London practice Tuckey Design Studio has converted the Grade II-listed The Wool Hall in Somerset, UK, into a home and recording studio that celebrates its history as an “outlet for craft and musical production”.
Tuckey Design Studio aimed to renovate and unify the site in a way that would celebrate the 16th-century building in Beckington, which was once the centre of Somerset’s wool trade.
The building had numerous piecemeal alterations and extensions over the years and in the 1980s was converted into a recording studio by pop band Tears for Fears, after which it was used by many famous artists including Annie Lennox, The Smiths and Van Morrison.

“The Wool Hall has been an outlet for craft, residencies, and musical production throughout its lifetime – this rich heritage lives on in the buildings new guise as a family home and private recording studio,” the studio told Dezeen.
“The project was threefold, a restoration, a retrofit and an adaptive reuse,” it continued.
“We had plenty of creative freedom on due to its state of deterioration and lack of architectural merit – the challenge was to make these venerable opposites distinct in their own right but complimentary as part of the same family home.”

The entrance to the home sits behind the original 16th-century frontage of The Wool Hall, where a large archway underneath a stone staircase frames the home’s more contemporary timber and glass entrance.
This route into the home, organised along the building’s original z-shaped wall, has been opened-up to create sight-lines from the old fabric into the new, beginning with a triple-height stairwell that leads up to the bedrooms.

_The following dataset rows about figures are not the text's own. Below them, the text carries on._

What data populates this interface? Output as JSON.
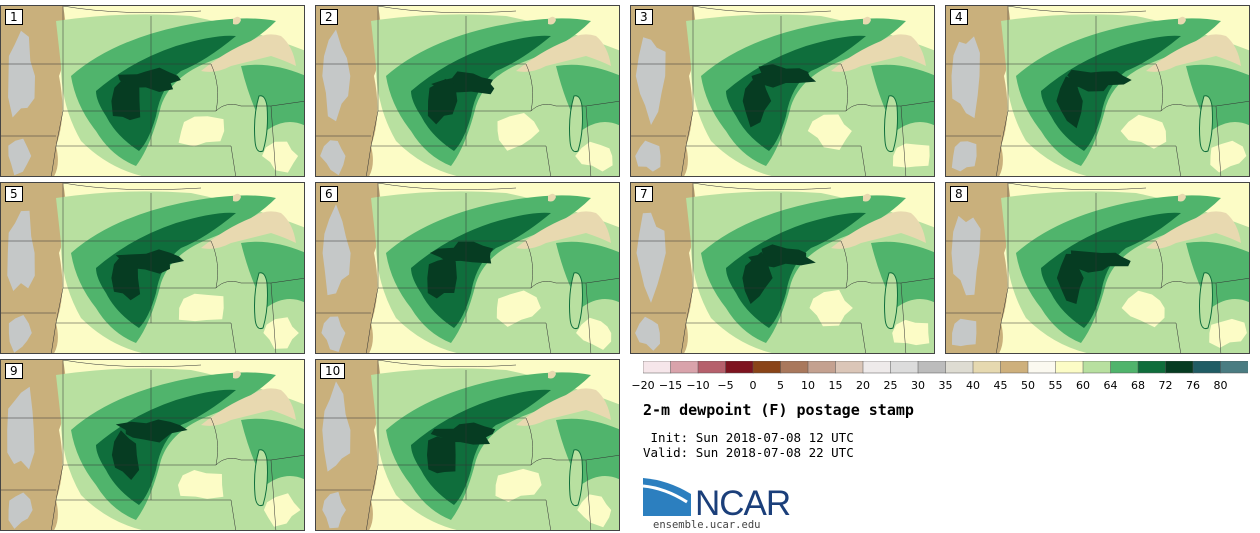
{
  "title": "2-m dewpoint (F) postage stamp",
  "init_label": " Init:",
  "init_value": "Sun 2018-07-08 12 UTC",
  "valid_label": "Valid:",
  "valid_value": "Sun 2018-07-08 22 UTC",
  "logo_text": "NCAR",
  "site": "ensemble.ucar.edu",
  "members": [
    "1",
    "2",
    "3",
    "4",
    "5",
    "6",
    "7",
    "8",
    "9",
    "10"
  ],
  "colorbar": {
    "labels": [
      "−20",
      "−15",
      "−10",
      "−5",
      "0",
      "5",
      "10",
      "15",
      "20",
      "25",
      "30",
      "35",
      "40",
      "45",
      "50",
      "55",
      "60",
      "64",
      "68",
      "72",
      "76",
      "80"
    ],
    "colors": [
      "#f6e6ea",
      "#d9a3ab",
      "#b6606c",
      "#7e1420",
      "#8a4418",
      "#a9785c",
      "#c4a190",
      "#dbc6b8",
      "#eeeaea",
      "#dcdcdc",
      "#bcbcbc",
      "#dedcd2",
      "#e6d9b0",
      "#ceb07c",
      "#fbf9f0",
      "#fcfcc6",
      "#b8e0a0",
      "#50b46c",
      "#0f6e3c",
      "#063c22",
      "#205c64",
      "#4a7c82"
    ]
  },
  "map_colors": {
    "dry": "#c9b07c",
    "gray": "#c5c8c8",
    "tan_light": "#e8d9b0",
    "cream": "#fcfcc6",
    "light_green": "#b8e0a0",
    "green": "#50b46c",
    "dark_green": "#0f6e3c",
    "darkest_green": "#063c22",
    "border": "#333333"
  }
}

The living, dining and kitchen areas sit within the thick masonry walls of the original building, which have been newly insulated with cork and finished in a lime render.
“The interior has been reimagined with sight lines introduced throughout the property to make the interior transitions more considerate,” said the studio.
“Diagonal views either side reveal the snug in the new extension and courtyard on the left, and kitchen/living room and original arched threshold of the wool hall on the right,” it continued.
In the more contemporary spaces at the back of the home, many elements were stripped back, with suspended ceilings removed and large glazed openings made in the walls to create a better connection with a rear courtyard.

Where elements needed to be retained, such as the terracotta roof of the 1980s extension, Tuckey Design Studio chose to highlight these features, recladding the extension in a matching cladding of red-stained timber.
“The reinterpreted rear facade, both new and remodelled, reconnects the building to its rural setting, unafraid to have its own character but very much respectful of the original hall from which it extrudes,” said the studio.
“New materials were added with their own patina alongside the existing assemblage, and to complement materials that existed but no one initially valued.”

Tuckey Design Studio, previously known as Jonathan Tuckey Design, has offices in London and Switzerland and specialises in the adaptive reuse of existing structures.
Previous projects by the studio include a home in Lake Como that was built around the concrete structure of an abandoned villa, and the refurbishment of a home in a converted chapel in Devon.
The photography is by James Brittain.